A multi-approach study in a series of 25 Czech and Slovak patients with acid sphingomyelinase deficiency revealed a broad phenotypic variability within Niemann-Pick disease types A and B. The clinical manifestation of only 9 patients fulfilled the historical classification: 5 with the rapidly progressive neurovisceral infantile type A and 4 with a slowly progressive visceral type B.
Sixteen patients (64%) represented a hitherto scarcely documented 'intermediate type' (IT). Twelve patients showed a protracted neurovisceral course with overt or mild neurological symptoms, three a rapidly progressing fatal visceral affection with rudimentary neurological lesion.
One patient died early from a severe visceral disease. The genotype in our patients was represented by 4 frameshift and 14 missense mutations.
Six were novel (G166R, R228H, A241V, D251E, D278A, A595fsX601). The Q292K mutation (homoallelic, heteroallelic) was strongly associated with a protracted neurovisceral phenotype (10 of 12 cases).
The sphingomyelin loading test in living fibroblasts resulted in total degradation from less than 2% in classical type A to 70-80% in classical type B. In the IT group it ranged from 5% to 49% in a 24 h chase.
The liver storage showed three patterns: diffuse, zonal (centrolobular), and discrete submicroscopic.
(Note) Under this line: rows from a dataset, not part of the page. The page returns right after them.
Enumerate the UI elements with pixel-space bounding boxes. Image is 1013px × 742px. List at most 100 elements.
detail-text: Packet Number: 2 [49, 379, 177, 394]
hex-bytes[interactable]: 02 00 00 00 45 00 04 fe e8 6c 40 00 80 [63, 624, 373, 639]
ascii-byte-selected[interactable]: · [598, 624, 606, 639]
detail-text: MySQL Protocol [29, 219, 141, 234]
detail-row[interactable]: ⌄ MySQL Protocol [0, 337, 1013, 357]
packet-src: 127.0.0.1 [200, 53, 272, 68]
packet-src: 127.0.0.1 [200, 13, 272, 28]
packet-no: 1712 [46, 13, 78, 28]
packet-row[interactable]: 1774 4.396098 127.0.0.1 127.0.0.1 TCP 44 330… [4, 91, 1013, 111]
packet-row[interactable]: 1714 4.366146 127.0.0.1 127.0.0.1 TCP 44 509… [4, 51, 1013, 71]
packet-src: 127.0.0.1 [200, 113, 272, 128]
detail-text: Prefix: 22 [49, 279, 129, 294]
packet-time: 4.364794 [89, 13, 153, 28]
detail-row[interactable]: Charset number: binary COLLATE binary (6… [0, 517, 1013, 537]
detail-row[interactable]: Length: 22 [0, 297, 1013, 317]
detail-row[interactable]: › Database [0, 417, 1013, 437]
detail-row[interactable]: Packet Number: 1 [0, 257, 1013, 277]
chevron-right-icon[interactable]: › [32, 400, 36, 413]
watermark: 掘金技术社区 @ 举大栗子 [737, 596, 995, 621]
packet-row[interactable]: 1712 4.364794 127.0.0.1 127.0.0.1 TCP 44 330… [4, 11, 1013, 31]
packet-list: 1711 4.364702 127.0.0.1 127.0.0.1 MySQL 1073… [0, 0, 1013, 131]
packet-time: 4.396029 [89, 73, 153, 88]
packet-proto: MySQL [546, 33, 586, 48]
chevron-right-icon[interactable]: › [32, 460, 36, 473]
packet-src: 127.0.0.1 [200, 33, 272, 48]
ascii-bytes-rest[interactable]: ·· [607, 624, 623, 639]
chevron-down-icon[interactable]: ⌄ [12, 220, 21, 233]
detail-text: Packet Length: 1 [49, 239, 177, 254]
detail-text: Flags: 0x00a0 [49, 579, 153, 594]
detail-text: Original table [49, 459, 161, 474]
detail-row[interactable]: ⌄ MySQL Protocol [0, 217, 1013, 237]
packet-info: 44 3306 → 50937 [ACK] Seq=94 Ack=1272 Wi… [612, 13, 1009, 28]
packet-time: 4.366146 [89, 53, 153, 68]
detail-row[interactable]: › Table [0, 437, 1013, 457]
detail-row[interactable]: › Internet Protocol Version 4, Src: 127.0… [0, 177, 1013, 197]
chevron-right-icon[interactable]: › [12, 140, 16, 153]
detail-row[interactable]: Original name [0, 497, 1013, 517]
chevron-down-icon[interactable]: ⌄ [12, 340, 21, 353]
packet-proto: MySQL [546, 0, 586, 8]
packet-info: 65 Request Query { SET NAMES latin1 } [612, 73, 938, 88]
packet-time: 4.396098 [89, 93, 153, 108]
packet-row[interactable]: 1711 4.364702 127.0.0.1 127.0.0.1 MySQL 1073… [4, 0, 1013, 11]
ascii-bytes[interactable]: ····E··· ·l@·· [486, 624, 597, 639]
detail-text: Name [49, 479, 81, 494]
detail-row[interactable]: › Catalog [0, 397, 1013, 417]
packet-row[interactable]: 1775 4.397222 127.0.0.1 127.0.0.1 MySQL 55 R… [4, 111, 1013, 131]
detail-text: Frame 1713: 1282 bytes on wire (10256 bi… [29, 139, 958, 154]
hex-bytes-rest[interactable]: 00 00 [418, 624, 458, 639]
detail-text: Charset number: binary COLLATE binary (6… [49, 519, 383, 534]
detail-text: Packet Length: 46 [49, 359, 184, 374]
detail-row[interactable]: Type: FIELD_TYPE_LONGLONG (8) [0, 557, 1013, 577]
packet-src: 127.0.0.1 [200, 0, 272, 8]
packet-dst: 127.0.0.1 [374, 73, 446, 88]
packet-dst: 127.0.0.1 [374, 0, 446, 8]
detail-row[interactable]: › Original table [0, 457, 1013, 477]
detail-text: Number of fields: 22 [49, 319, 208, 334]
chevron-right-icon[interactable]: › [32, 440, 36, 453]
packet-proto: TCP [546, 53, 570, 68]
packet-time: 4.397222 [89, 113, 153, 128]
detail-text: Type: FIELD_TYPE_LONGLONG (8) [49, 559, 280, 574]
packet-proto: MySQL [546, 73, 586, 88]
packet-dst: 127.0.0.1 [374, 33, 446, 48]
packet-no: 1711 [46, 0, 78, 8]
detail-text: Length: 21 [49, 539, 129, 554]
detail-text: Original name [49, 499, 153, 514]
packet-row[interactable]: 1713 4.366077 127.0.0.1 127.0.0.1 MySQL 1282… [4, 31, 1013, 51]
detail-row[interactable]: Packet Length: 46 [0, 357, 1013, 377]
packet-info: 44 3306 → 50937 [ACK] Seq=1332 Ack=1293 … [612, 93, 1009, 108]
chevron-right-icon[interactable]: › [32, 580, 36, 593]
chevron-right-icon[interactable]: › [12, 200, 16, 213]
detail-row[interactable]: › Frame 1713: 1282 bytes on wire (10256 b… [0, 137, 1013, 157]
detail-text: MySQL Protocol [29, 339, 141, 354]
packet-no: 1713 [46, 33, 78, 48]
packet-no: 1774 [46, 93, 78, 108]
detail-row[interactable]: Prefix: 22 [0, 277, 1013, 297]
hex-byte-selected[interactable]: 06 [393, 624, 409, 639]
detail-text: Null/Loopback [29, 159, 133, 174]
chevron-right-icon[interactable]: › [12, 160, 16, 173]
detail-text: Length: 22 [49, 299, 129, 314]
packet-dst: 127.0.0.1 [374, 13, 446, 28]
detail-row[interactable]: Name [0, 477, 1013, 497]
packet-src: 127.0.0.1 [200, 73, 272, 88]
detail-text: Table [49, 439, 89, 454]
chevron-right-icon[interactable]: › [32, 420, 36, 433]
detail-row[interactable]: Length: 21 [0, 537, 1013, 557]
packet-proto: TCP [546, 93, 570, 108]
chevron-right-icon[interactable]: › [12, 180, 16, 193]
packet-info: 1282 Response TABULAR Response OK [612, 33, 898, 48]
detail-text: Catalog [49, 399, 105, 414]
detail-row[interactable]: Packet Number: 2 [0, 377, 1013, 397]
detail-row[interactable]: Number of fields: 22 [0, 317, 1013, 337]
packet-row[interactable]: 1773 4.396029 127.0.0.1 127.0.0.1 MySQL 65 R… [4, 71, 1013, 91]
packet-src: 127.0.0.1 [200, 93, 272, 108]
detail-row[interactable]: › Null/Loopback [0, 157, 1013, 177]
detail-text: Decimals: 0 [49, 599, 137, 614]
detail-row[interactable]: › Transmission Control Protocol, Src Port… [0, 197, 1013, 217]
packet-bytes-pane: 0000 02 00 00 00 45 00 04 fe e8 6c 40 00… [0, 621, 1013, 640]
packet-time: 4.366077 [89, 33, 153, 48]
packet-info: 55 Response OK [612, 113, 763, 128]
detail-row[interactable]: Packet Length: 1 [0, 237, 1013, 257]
Our series showed a notable variability in both the neurological and visceral lesions as well as in their proportionality and synchrony, and demonstrates a continuum between the historical 'A' and 'B' phenotypes of ASM deficiency.
This points to a broad phenotypic potential of ASM deficiency, suggesting the existence of still unknown factors independently controlling the storage level in the visceral and neuronal compartments. This report highlights the important position of the IT in the ASM deficiency phenotype classification.
We define IT as a cluster of variants combining clinical features of both the classical types. The protracted neuronopathic variant with overt, borderline or subclinical neurology prevails and is important in view of future enzyme replacement therapy.
It appears more common in central Europe. The visceral, rapidly progressing early fatal type has been recognized rarely so far.